Das ist die Meinung der Strategen von JPMorgan, die argumentieren, dass die Märkte das Risiko eines "schnellen und tiefen" Rückgangs des Greenbacks als bevorzugte Währung für globale Reserven und Handel - ein Prozess, der als De-Dollarisierung bekannt ist - nicht vollständig widerspiegeln. Ausserdem ist der Dollar auf historischer Basis teuer geworden.

"Wenn sich die Spannungen zwischen den USA und China verschärfen und es zu einer stärkeren globalen Fragmentierung kommt, würde dies wahrscheinlich zu einer De-Globalisierung im Handel und im Finanzwesen führen", so die Strategen Jan Loeys und Joyce Chang. 

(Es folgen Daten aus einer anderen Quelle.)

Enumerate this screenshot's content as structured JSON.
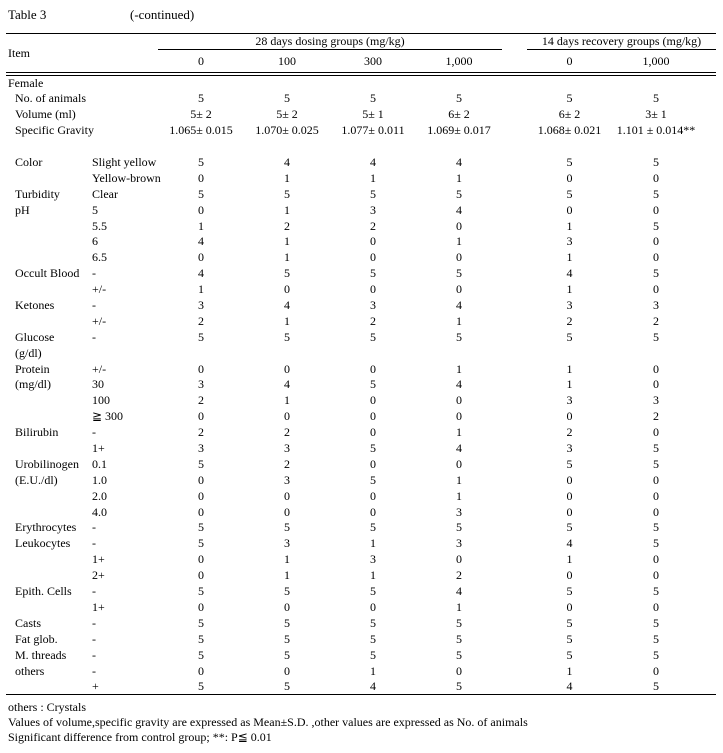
{
  "colors": {
    "text": "#000000",
    "background": "#ffffff"
  },
  "title": {
    "table_label": "Table 3",
    "continued": "(-continued)"
  },
  "header": {
    "item_label": "Item",
    "groups": [
      {
        "label": "28 days dosing groups (mg/kg)",
        "doses": [
          "0",
          "100",
          "300",
          "1,000"
        ]
      },
      {
        "label": "14 days recovery groups (mg/kg)",
        "doses": [
          "0",
          "1,000"
        ]
      }
    ]
  },
  "rows": [
    {
      "type": "section",
      "label": "Female"
    },
    {
      "type": "data",
      "label": "No. of animals",
      "sub": "",
      "values": [
        "5",
        "5",
        "5",
        "5",
        "5",
        "5"
      ]
    },
    {
      "type": "data",
      "label": "Volume (ml)",
      "sub": "",
      "values": [
        "5± 2",
        "5± 2",
        "5± 1",
        "6± 2",
        "6± 2",
        "3± 1"
      ]
    },
    {
      "type": "data",
      "label": "Specific Gravity",
      "sub": "",
      "values": [
        "1.065± 0.015",
        "1.070± 0.025",
        "1.077± 0.011",
        "1.069± 0.017",
        "1.068± 0.021",
        "1.101 ± 0.014**"
      ]
    },
    {
      "type": "blank"
    },
    {
      "type": "data",
      "label": "Color",
      "sub": "Slight yellow",
      "values": [
        "5",
        "4",
        "4",
        "4",
        "5",
        "5"
      ]
    },
    {
      "type": "data",
      "label": "",
      "sub": "Yellow-brown",
      "values": [
        "0",
        "1",
        "1",
        "1",
        "0",
        "0"
      ]
    },
    {
      "type": "data",
      "label": "Turbidity",
      "sub": "Clear",
      "values": [
        "5",
        "5",
        "5",
        "5",
        "5",
        "5"
      ]
    },
    {
      "type": "data",
      "label": "pH",
      "sub": "5",
      "values": [
        "0",
        "1",
        "3",
        "4",
        "0",
        "0"
      ]
    },
    {
      "type": "data",
      "label": "",
      "sub": "5.5",
      "values": [
        "1",
        "2",
        "2",
        "0",
        "1",
        "5"
      ]
    },
    {
      "type": "data",
      "label": "",
      "sub": "6",
      "values": [
        "4",
        "1",
        "0",
        "1",
        "3",
        "0"
      ]
    },
    {
      "type": "data",
      "label": "",
      "sub": "6.5",
      "values": [
        "0",
        "1",
        "0",
        "0",
        "1",
        "0"
      ]
    },
    {
      "type": "data",
      "label": "Occult Blood",
      "sub": "-",
      "values": [
        "4",
        "5",
        "5",
        "5",
        "4",
        "5"
      ]
    },
    {
      "type": "data",
      "label": "",
      "sub": "+/-",
      "values": [
        "1",
        "0",
        "0",
        "0",
        "1",
        "0"
      ]
    },
    {
      "type": "data",
      "label": "Ketones",
      "sub": "-",
      "values": [
        "3",
        "4",
        "3",
        "4",
        "3",
        "3"
      ]
    },
    {
      "type": "data",
      "label": "",
      "sub": "+/-",
      "values": [
        "2",
        "1",
        "2",
        "1",
        "2",
        "2"
      ]
    },
    {
      "type": "data",
      "label": "Glucose",
      "sub": "-",
      "values": [
        "5",
        "5",
        "5",
        "5",
        "5",
        "5"
      ]
    },
    {
      "type": "data",
      "label": "(g/dl)",
      "sub": "",
      "values": [
        "",
        "",
        "",
        "",
        "",
        ""
      ]
    },
    {
      "type": "data",
      "label": "Protein",
      "sub": "+/-",
      "values": [
        "0",
        "0",
        "0",
        "1",
        "1",
        "0"
      ]
    },
    {
      "type": "data",
      "label": "(mg/dl)",
      "sub": "30",
      "values": [
        "3",
        "4",
        "5",
        "4",
        "1",
        "0"
      ]
    },
    {
      "type": "data",
      "label": "",
      "sub": "100",
      "values": [
        "2",
        "1",
        "0",
        "0",
        "3",
        "3"
      ]
    },
    {
      "type": "data",
      "label": "",
      "sub": "≧ 300",
      "values": [
        "0",
        "0",
        "0",
        "0",
        "0",
        "2"
      ]
    },
    {
      "type": "data",
      "label": "Bilirubin",
      "sub": "-",
      "values": [
        "2",
        "2",
        "0",
        "1",
        "2",
        "0"
      ]
    },
    {
      "type": "data",
      "label": "",
      "sub": "1+",
      "values": [
        "3",
        "3",
        "5",
        "4",
        "3",
        "5"
      ]
    },
    {
      "type": "data",
      "label": "Urobilinogen",
      "sub": "0.1",
      "values": [
        "5",
        "2",
        "0",
        "0",
        "5",
        "5"
      ]
    },
    {
      "type": "data",
      "label": "(E.U./dl)",
      "sub": "1.0",
      "values": [
        "0",
        "3",
        "5",
        "1",
        "0",
        "0"
      ]
    },
    {
      "type": "data",
      "label": "",
      "sub": "2.0",
      "values": [
        "0",
        "0",
        "0",
        "1",
        "0",
        "0"
      ]
    },
    {
      "type": "data",
      "label": "",
      "sub": "4.0",
      "values": [
        "0",
        "0",
        "0",
        "3",
        "0",
        "0"
      ]
    },
    {
      "type": "data",
      "label": "Erythrocytes",
      "sub": "-",
      "values": [
        "5",
        "5",
        "5",
        "5",
        "5",
        "5"
      ]
    },
    {
      "type": "data",
      "label": "Leukocytes",
      "sub": "-",
      "values": [
        "5",
        "3",
        "1",
        "3",
        "4",
        "5"
      ]
    },
    {
      "type": "data",
      "label": "",
      "sub": "1+",
      "values": [
        "0",
        "1",
        "3",
        "0",
        "1",
        "0"
      ]
    },
    {
      "type": "data",
      "label": "",
      "sub": "2+",
      "values": [
        "0",
        "1",
        "1",
        "2",
        "0",
        "0"
      ]
    },
    {
      "type": "data",
      "label": "Epith. Cells",
      "sub": "-",
      "values": [
        "5",
        "5",
        "5",
        "4",
        "5",
        "5"
      ]
    },
    {
      "type": "data",
      "label": "",
      "sub": "1+",
      "values": [
        "0",
        "0",
        "0",
        "1",
        "0",
        "0"
      ]
    },
    {
      "type": "data",
      "label": "Casts",
      "sub": "-",
      "values": [
        "5",
        "5",
        "5",
        "5",
        "5",
        "5"
      ]
    },
    {
      "type": "data",
      "label": "Fat glob.",
      "sub": "-",
      "values": [
        "5",
        "5",
        "5",
        "5",
        "5",
        "5"
      ]
    },
    {
      "type": "data",
      "label": "M. threads",
      "sub": "-",
      "values": [
        "5",
        "5",
        "5",
        "5",
        "5",
        "5"
      ]
    },
    {
      "type": "data",
      "label": "others",
      "sub": "-",
      "values": [
        "0",
        "0",
        "1",
        "0",
        "1",
        "0"
      ]
    },
    {
      "type": "data",
      "label": "",
      "sub": "+",
      "values": [
        "5",
        "5",
        "4",
        "5",
        "4",
        "5"
      ]
    }
  ],
  "footnotes": [
    "others : Crystals",
    "Values of volume,specific gravity are expressed as Mean±S.D. ,other values are expressed as No. of animals",
    "Significant difference from control group;  **: P≦ 0.01"
  ]
}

"Im Finanzwesen könnte dies auch zu einer Entdollarisierung führen. Zu den Faktoren, die die langfristige Dominanz des Dollars bedrohen könnten, gehört vor allem die politische Dysfunktion in den USA, die die Bemühungen um ein Management der Staatsverschuldung blockieren und "eine Regierung daran hindern könnte, die Wirtschaft während einer Krise aufgrund von fiskalischen Zwängen zu stabilisieren", schreiben die Strategen in einem am Dienstag veröffentlichten Bericht.

Spaltung des Landes und Spannungen mit China

Zu Beginn dieses Jahres bedrohte die polarisierte Innenpolitik die grösste Volkswirtschaft der Welt, als sich die Politiker über die Schuldenobergrenze stritten, bevor sie in letzter Minute eine Lösung fanden. Ein Phänomen, das in einem zunehmend gespaltenen Land immer häufiger auftreten könnte.

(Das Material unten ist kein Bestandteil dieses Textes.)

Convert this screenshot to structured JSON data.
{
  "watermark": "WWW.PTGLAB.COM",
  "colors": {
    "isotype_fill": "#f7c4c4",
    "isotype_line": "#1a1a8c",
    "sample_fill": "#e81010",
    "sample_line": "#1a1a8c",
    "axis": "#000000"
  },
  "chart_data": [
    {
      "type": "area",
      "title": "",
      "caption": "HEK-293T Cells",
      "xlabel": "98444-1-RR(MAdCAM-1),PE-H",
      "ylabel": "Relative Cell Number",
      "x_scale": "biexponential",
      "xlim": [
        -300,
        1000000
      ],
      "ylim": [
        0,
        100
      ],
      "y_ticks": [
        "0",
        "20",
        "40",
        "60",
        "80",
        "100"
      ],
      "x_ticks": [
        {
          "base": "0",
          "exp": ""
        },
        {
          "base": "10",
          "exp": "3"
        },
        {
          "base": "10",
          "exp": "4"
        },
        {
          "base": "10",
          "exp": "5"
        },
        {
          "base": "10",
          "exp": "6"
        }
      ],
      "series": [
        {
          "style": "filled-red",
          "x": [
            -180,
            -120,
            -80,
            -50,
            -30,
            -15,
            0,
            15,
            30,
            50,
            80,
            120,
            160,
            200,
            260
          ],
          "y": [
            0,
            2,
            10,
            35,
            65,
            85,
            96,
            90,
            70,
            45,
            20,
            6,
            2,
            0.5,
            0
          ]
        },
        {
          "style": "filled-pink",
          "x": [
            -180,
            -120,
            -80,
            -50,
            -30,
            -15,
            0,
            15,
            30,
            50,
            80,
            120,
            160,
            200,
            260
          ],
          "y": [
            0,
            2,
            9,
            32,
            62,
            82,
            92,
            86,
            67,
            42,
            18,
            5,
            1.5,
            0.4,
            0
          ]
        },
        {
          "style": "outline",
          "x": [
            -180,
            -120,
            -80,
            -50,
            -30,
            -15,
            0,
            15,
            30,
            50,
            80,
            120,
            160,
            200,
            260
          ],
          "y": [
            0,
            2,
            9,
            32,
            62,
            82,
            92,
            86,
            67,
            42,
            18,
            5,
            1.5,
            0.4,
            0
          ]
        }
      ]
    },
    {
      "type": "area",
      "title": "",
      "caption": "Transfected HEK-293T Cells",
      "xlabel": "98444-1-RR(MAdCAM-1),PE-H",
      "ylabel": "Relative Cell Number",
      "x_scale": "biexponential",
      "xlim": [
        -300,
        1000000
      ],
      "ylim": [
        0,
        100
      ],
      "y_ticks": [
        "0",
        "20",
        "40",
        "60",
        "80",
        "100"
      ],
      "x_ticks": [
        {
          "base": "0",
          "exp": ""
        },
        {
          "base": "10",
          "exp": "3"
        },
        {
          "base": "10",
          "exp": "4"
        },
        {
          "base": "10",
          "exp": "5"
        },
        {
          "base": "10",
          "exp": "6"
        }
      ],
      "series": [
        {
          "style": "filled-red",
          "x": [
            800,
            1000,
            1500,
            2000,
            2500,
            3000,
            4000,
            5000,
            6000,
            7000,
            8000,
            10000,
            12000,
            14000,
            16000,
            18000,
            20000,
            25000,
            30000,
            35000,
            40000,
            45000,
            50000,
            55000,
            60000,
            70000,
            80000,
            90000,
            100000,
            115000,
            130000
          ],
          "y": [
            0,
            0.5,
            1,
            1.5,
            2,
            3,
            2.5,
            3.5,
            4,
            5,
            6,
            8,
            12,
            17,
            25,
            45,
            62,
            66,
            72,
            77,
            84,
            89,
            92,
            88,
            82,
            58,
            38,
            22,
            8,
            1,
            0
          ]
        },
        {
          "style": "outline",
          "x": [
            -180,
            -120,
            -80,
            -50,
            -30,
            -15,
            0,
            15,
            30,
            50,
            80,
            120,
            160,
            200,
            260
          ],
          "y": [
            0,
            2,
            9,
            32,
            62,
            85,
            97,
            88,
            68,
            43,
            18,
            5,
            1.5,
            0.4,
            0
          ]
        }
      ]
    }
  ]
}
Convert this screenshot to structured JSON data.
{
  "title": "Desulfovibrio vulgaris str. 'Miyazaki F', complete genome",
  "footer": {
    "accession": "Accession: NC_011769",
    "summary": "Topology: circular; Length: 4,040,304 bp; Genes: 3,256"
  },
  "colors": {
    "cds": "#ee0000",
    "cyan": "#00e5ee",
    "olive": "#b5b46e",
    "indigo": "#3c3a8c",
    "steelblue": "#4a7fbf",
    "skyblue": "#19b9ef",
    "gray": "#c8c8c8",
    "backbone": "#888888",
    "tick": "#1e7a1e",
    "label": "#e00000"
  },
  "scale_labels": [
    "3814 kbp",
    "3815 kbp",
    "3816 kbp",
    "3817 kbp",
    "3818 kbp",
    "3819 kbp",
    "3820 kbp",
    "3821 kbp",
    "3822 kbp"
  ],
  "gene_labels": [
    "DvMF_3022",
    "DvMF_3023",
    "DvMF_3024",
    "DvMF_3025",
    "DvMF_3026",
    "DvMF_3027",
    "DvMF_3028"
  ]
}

Ein weiteres Risikoszenario, das die Strategen skizzieren, ist ein sich verschärfender Wettbewerb zwischen den USA und China, der ihrer Meinung nach zum "Kalten Krieg 2.0" werden könnte. Innerhalb Chinas würde eine ganze Reihe von Wirtschaftsreformen - von der Lockerung von Kapitalbeschränkungen bis zur Förderung der Marktliquidität - die Vorherrschaft des Dollars ebenfalls bedrohen, fügten sie hinzu.

Nach Ansicht von JPMorgan würden sich die Auswirkungen einer Abkehr vom Dollar und die Erschütterung seiner Stabilität in allen Anlageklassen bemerkbar machen und den Wert des Dollars und die Aktienmultiplikatoren senken, während die Anleiherenditen steigen würden.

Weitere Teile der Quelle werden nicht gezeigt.